Trudeau zu Zeiten von Trump

Kanadas Premierminister Justin Trudeau: Der liberale Politiker hat sich seit seinem Wahlsieg 2015 unter anderem für die Aufnahme von Flüchtlingen und für erneuerbare Energien und Klimaschutz eingesetzt. | Michael Kappeler/dpa

Vier von zehn US-Amerikanern hätten lieber den kanadischen Premierminister Justin Trudeau zum Präsidenten als ihren amtierenden, Donald Trump. Das ergab kürzlich die Umfrage eines französischen Marktforschungsunternehmens.

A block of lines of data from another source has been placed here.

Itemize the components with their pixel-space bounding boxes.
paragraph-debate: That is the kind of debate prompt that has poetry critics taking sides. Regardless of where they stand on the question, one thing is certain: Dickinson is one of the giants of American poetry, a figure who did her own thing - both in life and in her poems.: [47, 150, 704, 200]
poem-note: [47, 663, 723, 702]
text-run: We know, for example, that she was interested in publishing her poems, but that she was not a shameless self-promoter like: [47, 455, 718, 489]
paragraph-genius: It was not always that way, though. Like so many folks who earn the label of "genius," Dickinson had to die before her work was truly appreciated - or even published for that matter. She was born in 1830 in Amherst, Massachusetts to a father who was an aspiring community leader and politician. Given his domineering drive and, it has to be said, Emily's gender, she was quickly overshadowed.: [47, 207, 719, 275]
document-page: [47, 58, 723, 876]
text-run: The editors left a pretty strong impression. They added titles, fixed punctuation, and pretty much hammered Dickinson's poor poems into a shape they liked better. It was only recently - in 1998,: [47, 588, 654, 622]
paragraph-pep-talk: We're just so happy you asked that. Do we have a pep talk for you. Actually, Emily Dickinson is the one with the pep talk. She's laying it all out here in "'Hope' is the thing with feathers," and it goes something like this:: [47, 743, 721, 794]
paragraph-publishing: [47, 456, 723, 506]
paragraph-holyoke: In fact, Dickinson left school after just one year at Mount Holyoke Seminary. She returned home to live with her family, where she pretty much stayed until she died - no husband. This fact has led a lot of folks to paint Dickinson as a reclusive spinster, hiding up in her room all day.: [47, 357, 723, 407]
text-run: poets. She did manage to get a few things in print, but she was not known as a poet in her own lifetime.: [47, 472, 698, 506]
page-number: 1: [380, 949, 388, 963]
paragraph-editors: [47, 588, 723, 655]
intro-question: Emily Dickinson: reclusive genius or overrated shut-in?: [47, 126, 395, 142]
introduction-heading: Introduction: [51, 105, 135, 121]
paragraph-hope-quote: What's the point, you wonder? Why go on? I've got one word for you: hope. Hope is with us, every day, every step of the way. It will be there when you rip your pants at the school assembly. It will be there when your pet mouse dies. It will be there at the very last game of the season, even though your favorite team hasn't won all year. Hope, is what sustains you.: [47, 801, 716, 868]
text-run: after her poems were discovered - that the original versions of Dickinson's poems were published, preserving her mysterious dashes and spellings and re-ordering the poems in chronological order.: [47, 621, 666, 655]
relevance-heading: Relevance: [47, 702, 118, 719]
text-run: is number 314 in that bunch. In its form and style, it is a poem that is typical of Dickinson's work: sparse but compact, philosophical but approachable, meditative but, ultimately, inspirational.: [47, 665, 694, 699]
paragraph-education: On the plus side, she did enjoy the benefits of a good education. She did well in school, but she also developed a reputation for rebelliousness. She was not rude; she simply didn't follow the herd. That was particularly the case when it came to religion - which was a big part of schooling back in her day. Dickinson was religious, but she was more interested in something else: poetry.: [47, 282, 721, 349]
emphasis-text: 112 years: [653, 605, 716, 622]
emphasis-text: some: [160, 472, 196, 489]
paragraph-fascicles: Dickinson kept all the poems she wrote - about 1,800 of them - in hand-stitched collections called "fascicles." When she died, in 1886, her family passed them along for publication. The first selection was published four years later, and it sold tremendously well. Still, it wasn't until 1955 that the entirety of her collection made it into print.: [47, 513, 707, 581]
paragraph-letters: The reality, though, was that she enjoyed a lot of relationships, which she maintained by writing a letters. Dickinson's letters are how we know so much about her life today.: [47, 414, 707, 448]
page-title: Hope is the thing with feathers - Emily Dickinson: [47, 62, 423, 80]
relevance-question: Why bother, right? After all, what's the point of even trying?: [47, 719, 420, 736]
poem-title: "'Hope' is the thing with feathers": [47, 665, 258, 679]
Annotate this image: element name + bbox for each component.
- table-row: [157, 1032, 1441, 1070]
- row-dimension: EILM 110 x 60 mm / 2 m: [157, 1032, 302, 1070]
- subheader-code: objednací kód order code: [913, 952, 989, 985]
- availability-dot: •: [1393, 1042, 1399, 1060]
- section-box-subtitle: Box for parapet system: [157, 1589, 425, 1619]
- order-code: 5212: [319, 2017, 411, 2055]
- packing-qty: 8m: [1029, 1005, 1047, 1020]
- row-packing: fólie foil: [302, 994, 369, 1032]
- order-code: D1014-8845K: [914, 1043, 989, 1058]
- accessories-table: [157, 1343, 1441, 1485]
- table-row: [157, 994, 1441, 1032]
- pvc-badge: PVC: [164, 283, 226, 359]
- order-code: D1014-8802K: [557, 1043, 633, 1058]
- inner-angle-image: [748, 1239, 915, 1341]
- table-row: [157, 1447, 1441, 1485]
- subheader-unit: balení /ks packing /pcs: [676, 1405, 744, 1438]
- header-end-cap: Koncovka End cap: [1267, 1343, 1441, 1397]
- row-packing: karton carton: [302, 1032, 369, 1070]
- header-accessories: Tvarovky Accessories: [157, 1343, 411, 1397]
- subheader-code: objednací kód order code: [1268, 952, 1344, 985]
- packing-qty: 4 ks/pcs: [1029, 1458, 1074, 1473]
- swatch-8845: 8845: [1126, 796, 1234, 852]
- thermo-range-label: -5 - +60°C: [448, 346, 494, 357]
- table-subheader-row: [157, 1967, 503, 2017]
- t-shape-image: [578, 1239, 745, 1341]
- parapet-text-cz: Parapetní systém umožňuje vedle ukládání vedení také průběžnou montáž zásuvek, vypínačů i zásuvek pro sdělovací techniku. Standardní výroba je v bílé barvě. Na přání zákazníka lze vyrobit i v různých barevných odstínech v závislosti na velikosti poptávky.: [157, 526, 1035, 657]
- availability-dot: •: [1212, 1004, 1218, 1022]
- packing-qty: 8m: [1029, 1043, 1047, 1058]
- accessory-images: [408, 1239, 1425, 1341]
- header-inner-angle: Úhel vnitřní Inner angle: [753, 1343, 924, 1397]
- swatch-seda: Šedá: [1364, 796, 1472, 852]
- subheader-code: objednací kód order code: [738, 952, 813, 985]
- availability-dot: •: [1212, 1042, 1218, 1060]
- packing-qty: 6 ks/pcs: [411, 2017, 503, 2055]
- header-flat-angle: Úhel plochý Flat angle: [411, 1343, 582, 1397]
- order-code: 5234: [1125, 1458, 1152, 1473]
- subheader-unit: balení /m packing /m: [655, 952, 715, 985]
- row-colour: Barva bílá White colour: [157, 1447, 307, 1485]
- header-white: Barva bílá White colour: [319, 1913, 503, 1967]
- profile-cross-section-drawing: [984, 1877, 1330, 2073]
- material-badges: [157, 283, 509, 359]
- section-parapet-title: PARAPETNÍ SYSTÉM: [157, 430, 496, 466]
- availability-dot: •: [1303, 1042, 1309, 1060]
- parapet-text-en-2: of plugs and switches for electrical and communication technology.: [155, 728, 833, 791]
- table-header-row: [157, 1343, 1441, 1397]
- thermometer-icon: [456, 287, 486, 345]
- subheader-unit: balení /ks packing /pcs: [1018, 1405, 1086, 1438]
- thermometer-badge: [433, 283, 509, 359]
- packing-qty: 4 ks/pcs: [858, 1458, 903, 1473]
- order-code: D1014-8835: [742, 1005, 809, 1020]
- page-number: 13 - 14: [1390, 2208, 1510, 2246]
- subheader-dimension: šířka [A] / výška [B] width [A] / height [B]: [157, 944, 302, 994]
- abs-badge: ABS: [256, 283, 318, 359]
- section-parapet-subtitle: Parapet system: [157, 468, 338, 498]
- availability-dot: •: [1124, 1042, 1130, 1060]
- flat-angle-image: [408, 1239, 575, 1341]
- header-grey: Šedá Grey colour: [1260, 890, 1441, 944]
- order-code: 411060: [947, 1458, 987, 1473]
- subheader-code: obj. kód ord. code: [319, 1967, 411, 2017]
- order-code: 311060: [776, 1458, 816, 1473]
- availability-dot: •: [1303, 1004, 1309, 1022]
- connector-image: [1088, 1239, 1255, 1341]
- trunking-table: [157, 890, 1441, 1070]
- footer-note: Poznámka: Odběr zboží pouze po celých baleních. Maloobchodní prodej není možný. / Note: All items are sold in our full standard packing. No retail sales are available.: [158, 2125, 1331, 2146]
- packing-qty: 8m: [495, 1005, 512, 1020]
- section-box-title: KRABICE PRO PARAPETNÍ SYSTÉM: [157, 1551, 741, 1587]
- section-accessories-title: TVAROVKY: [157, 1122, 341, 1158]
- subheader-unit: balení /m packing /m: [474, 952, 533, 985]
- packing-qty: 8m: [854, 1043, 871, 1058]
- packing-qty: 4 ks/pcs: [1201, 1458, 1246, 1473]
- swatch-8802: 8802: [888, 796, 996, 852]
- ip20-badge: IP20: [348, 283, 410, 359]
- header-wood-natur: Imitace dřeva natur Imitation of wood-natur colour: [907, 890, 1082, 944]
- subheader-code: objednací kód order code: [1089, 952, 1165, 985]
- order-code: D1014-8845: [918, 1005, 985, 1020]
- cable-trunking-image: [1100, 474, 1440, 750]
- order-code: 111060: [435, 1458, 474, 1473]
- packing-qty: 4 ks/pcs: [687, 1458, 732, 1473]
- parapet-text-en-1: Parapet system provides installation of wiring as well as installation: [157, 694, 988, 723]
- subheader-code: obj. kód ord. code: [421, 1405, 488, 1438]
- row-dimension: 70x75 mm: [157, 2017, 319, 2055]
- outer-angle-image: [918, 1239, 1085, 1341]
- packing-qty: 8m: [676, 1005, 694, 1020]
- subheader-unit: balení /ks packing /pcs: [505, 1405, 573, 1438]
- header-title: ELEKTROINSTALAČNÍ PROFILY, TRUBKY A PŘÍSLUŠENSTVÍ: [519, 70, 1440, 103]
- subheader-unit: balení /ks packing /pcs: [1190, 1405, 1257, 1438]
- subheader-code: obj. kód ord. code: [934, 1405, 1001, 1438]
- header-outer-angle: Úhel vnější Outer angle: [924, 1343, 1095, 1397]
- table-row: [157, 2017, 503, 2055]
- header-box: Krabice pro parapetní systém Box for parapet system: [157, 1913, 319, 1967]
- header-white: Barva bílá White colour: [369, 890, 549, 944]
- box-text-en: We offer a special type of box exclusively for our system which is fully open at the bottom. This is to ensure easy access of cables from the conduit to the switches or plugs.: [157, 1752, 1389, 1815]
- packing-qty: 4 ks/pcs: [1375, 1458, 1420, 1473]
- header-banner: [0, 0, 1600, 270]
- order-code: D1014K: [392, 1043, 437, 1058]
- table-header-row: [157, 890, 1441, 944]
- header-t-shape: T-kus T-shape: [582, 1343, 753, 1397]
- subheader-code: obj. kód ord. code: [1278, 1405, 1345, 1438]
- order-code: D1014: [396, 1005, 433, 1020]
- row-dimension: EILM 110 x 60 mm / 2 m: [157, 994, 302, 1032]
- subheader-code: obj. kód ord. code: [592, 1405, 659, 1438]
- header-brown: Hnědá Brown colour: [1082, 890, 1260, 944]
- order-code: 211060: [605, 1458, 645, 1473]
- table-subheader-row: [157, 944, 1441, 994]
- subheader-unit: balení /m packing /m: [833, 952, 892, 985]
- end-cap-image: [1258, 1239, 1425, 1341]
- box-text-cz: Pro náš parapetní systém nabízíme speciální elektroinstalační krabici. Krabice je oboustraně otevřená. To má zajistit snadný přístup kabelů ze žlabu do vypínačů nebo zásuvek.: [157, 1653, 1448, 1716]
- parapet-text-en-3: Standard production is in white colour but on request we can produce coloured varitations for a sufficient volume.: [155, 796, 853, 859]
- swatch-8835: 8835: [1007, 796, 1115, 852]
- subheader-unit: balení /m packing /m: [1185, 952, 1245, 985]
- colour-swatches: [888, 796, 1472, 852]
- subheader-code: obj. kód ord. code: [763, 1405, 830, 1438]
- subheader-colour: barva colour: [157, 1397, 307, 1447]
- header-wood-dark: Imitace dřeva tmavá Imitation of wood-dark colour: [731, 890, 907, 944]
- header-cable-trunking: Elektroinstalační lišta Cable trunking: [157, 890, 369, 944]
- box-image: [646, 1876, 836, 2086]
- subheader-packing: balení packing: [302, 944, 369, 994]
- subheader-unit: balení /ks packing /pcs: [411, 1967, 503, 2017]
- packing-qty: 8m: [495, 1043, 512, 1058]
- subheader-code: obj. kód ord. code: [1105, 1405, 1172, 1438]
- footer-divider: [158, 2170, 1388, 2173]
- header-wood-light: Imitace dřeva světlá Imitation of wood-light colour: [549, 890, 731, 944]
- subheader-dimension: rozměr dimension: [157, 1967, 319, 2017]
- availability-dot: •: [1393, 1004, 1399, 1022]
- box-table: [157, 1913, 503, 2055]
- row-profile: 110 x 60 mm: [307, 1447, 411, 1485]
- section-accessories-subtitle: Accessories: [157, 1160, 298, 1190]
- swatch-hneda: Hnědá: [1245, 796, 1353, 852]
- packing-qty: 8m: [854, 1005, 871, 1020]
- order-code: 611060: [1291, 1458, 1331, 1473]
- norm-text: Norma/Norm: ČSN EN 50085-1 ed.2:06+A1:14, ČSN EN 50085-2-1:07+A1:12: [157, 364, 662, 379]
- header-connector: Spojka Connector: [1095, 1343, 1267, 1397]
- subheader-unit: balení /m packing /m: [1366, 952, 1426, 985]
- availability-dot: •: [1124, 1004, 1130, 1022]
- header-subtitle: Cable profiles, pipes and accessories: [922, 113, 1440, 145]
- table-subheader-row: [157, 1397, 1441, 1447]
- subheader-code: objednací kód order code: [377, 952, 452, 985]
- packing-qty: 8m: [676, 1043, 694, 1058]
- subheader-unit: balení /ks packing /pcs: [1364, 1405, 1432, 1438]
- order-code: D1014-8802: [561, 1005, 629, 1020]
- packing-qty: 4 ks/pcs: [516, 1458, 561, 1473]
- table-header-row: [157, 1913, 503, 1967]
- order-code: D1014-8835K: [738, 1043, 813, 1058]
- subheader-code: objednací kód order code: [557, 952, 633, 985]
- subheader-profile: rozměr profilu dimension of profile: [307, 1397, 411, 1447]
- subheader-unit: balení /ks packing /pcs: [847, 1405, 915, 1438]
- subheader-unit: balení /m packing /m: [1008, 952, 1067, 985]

Die Unterschiede zwischen den beiden Politikern könnten kaum größer sein: Der liberale Trudeau hat sich seit seinem Wahlsieg 2015 unter anderem für die Aufnahme von Flüchtlingen und für erneuerbare Energien und Klimaschutz eingesetzt, Trump scheint das Gegenteil zu tun. Dazu gilt Trudeau mit seinem strahlenden Aussehen als Darling der globalen politischen Bühne und neuer „Kennedy Nordamerikas“. Aber Kanada braucht die USA – egal ob unter Obama, mit dem Trudeau eine Art „Bromance“ entwickelt hatte, oder Trump.

Die Grenze zwischen den beiden Ländern ist mit fast 9.000 Kilometern die längste der Welt, rund 70 Prozent seines Außenhandels wickelt Kanada mit den USA ab. Trudeau betont deswegen öffentlich die Gemeinsamkeiten und die jahrhundertelange Freundschaft.

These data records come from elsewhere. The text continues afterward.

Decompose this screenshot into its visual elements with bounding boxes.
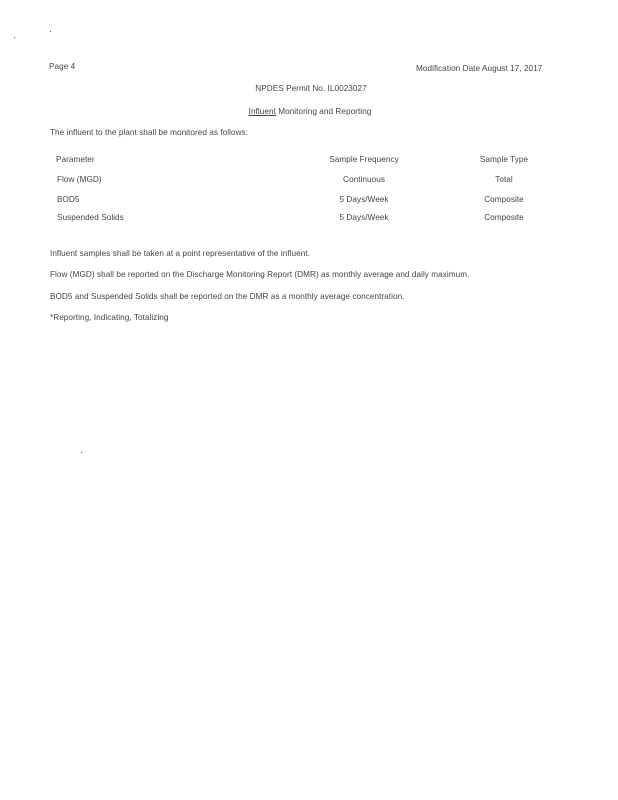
table-cell-frequency: Continuous <box>343 175 385 184</box>
note-flow-reporting: Flow (MGD) shall be reported on the Discharge Monitoring Report (DMR) as monthly average and daily maximum. <box>50 270 470 279</box>
section-heading <box>249 107 372 117</box>
table-cell-type: Composite <box>484 195 524 204</box>
table-cell-frequency: 5 Days/Week <box>339 213 389 222</box>
column-header-type: Sample Type <box>479 155 529 164</box>
column-header-parameter: Parameter <box>56 155 95 164</box>
scan-speck <box>81 452 82 453</box>
note-bod-ss-reporting: BOD5 and Suspended Solids shall be reported on the DMR as a monthly average concentration. <box>50 292 405 301</box>
section-heading-rest: Monitoring and Reporting <box>275 107 372 116</box>
permit-number: NPDES Permit No. IL0023027 <box>255 84 367 93</box>
page-number: Page 4 <box>49 62 76 71</box>
footnote-rit: *Reporting, Indicating, Totalizing <box>50 313 169 322</box>
intro-text: The influent to the plant shall be monitored as follows: <box>50 128 249 137</box>
modification-date: Modification Date August 17, 2017 <box>416 64 543 73</box>
table-cell-frequency: 5 Days/Week <box>339 195 389 204</box>
table-cell-parameter: BOD5 <box>57 195 80 204</box>
table-cell-parameter: Flow (MGD) <box>57 175 102 184</box>
scan-speck <box>14 37 15 38</box>
section-heading-underlined: Influent <box>248 107 276 116</box>
table-cell-type: Total <box>495 175 513 184</box>
scan-speck <box>50 31 51 32</box>
column-header-frequency: Sample Frequency <box>329 155 399 164</box>
table-cell-type: Composite <box>484 213 524 222</box>
table-cell-parameter: Suspended Solids <box>57 213 124 222</box>
note-sampling-point: Influent samples shall be taken at a point representative of the influent. <box>50 249 310 258</box>
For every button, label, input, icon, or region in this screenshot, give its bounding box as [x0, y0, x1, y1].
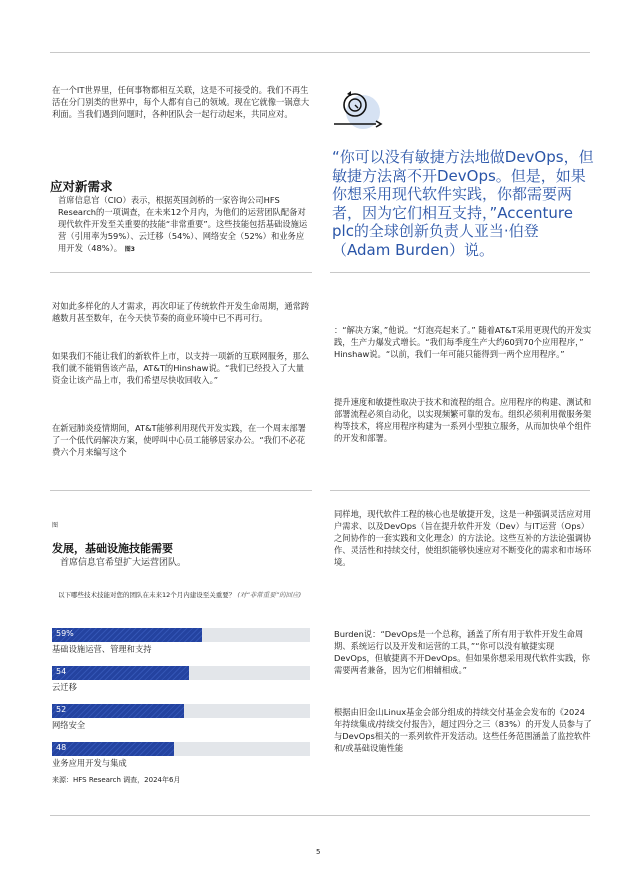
divider	[330, 490, 590, 491]
divider	[50, 272, 312, 273]
bar-value-label: 54	[56, 667, 67, 676]
bar	[52, 742, 174, 756]
figure-ref[interactable]: 图3	[124, 246, 135, 253]
figure-question	[58, 590, 308, 600]
pull-quote: “你可以没有敏捷方法地做DevOps，但敏捷方法离不开DevOps。但是，如果你想采用现代软件实践，你都需要两者，因为它们相互支持，”Accenture plc的全球创新负责人亚当·伯登（Adam Burden）说。	[332, 148, 594, 259]
paragraph: 根据由旧金山Linux基金会部分组成的持续交付基金会发布的《2024年持续集成/持续交付报告》，超过四分之三（83%）的开发人员参与了与DevOps相关的一系列软件开发活动。这些任务范围涵盖了监控软件和/或基础设施性能	[334, 707, 592, 753]
section-body-text: 首席信息官（CIO）表示，根据英国剑桥的一家咨询公司HFS Research的一项调查，在未来12个月内，为他们的运营团队配备对现代软件开发至关重要的技能“非常重要”。这些技能包括基础设施运营（引用率为59%）、云迁移（54%）、网络安全（52%）和业务应用开发（48%）。	[58, 195, 308, 253]
paragraph: 如果我们不能让我们的新软件上市，以支持一项新的互联网服务，那么我们就不能销售该产品，AT&T的Hinshaw说。“我们已经投入了大量资金让该产品上市，我们希望尽快收回收入。”	[52, 351, 310, 385]
bar-category-label: 网络安全	[52, 720, 86, 730]
bottom-rule	[50, 815, 590, 816]
bar-track	[52, 742, 310, 756]
figure-label: 图	[52, 522, 59, 529]
figure-heading: 发展，基础设施技能需要	[52, 542, 173, 555]
paragraph: 同样地，现代软件工程的核心也是敏捷开发，这是一种强调灵活应对用户需求、以及DevOps（旨在提升软件开发（Dev）与IT运营（Ops）之间协作的一套实践和文化理念）的方法论。这些互补的方法论强调协作、灵活性和持续交付，使组织能够快速应对不断变化的需求和市场环境。	[334, 509, 592, 567]
bar-track	[52, 666, 310, 680]
agile-cycle-icon	[330, 84, 390, 138]
page-number: 5	[316, 848, 321, 856]
section-heading: 应对新需求	[50, 179, 113, 194]
divider	[330, 272, 590, 273]
question-text: 以下哪些技术技能对您的团队在未来12个月内建设至关重要？	[58, 591, 236, 599]
section-body	[58, 194, 312, 256]
bar-value-label: 52	[56, 705, 67, 714]
bar	[52, 628, 202, 642]
divider	[50, 490, 312, 491]
top-rule	[50, 52, 590, 53]
bar-category-label: 基础设施运营、管理和支持	[52, 644, 152, 654]
bar-value-label: 48	[56, 743, 67, 752]
bar-track	[52, 628, 310, 642]
bar-category-label: 业务应用开发与集成	[52, 758, 127, 768]
paragraph: 提升速度和敏捷性取决于技术和流程的组合。应用程序的构建、测试和部署流程必须自动化，以实现频繁可靠的发布。组织必须利用微服务架构等技术，将应用程序构建为一系列小型独立服务，从而加快单个组件的开发和部署。	[334, 397, 592, 443]
question-note: (对“非常重要”的回应)	[237, 591, 302, 599]
paragraph: 在新冠肺炎疫情期间，AT&T能够利用现代开发实践，在一个周末部署了一个低代码解决方案，使呼叫中心员工能够居家办公。“我们不必花费六个月来编写这个	[52, 423, 306, 457]
bar-category-label: 云迁移	[52, 682, 77, 692]
figure-subheading: 首席信息官希望扩大运营团队。	[60, 558, 187, 568]
bar	[52, 666, 189, 680]
paragraph: 对如此多样化的人才需求，再次印证了传统软件开发生命周期，通常跨越数月甚至数年，在今天快节奏的商业环境中已不再可行。	[52, 301, 310, 323]
bar-track	[52, 704, 310, 718]
paragraph: ：“解决方案，”他说。“灯泡亮起来了。” 随着AT&T采用更现代的开发实践，生产力爆发式增长。“我们每季度生产大约60到70个应用程序，” Hinshaw说。“以前，我们一年可能只能得到一两个应用程序。”	[334, 325, 592, 359]
bar	[52, 704, 184, 718]
bar-value-label: 59%	[56, 629, 74, 638]
paragraph: Burden说：“DevOps是一个总称，涵盖了所有用于软件开发生命周期、系统运行以及开发和运营的工具，”“你可以没有敏捷实现DevOps，但敏捷离不开DevOps。但如果你想采用现代软件实践，你需要两者兼备，因为它们相辅相成。”	[334, 629, 590, 675]
intro-paragraph: 在一个IT世界里，任何事物都相互关联，这是不可接受的。我们不再生活在分门别类的世界中，每个人都有自己的领域。现在它就像一锅意大利面。当我们遇到问题时，各种团队会一起行动起来，共同应对。	[52, 85, 310, 119]
figure-source: 来源：HFS Research 调查，2024年6月	[52, 776, 181, 784]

„Immer wenn Trump mir etwas versprochen hat, am Telefon oder persönlich, hat er sich daran gehalten, und das ist jemand, mit dem man arbeiten kann“, sagte er einem Bericht der „New York Times“ zufolge kürzlich bei einer Veranstaltung in Toronto.

Kanadas Strategie ist zweigleisig: Einerseits muss die gut eingespielte Partnerschaft mit den USA erhalten bleiben. Andererseits aber haben Trumps „Amerika zuerst“-Politik, der angekündigte Rückzug Großbritanniens aus der Europäischen Union und das derzeit sehr mit sich selbst beschäftigte Europa ein Machtvakuum auf der internationalen Politikbühne hinterlassen – und das global bisher eher bescheiden und unscheinbar wirkende Kanada ist angetreten, es zu füllen.

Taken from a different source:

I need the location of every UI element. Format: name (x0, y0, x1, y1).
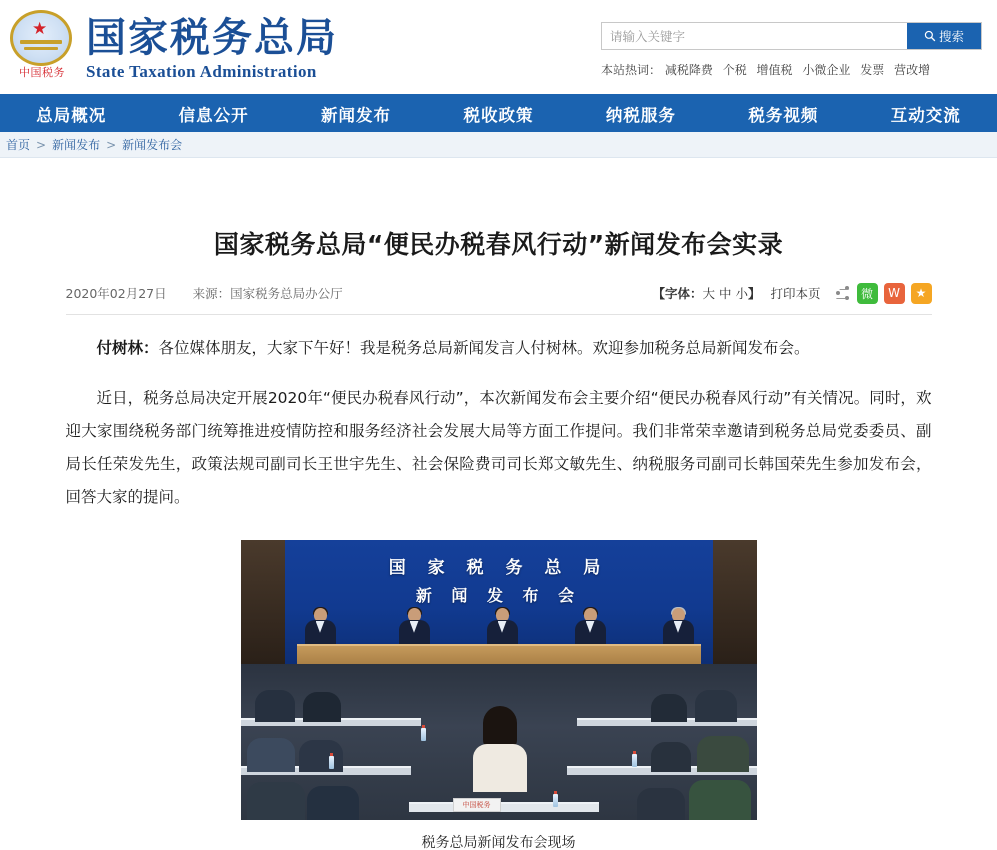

Mit mehreren Grundsatzreden im Parlament in der Hauptstadt Ottawa haben Trudeaus Minister kürzlich ihre Strategien dafür angekündigt. „Die Tatsache, dass unser Freund und Partner dahin gekommen ist, den Wert seiner globalen Führungsrolle infrage zu stellen, macht es für den Rest von uns deutlich, dass wir unseren klaren und unabhängigen eigenen Kurs setzen müssen“, sagte Außenministerin Chrystia Freeland. „Für Kanada bedeutet dieser Kurs die Erneuerung, ja die Stärkung der multilateralen Nachkriegs-Weltordnung.“

Das Land will eine aktivere Rolle in multilateralen Foren wie der Nato übernehmen und ist im kommenden Jahr Gastgeber des G7-Gipfels. „Wenn wir uns nur auf den Schutz des US-Sicherheitsmantels verlassen, macht uns das zu einem Kunden-Staat“, sagte Freeland.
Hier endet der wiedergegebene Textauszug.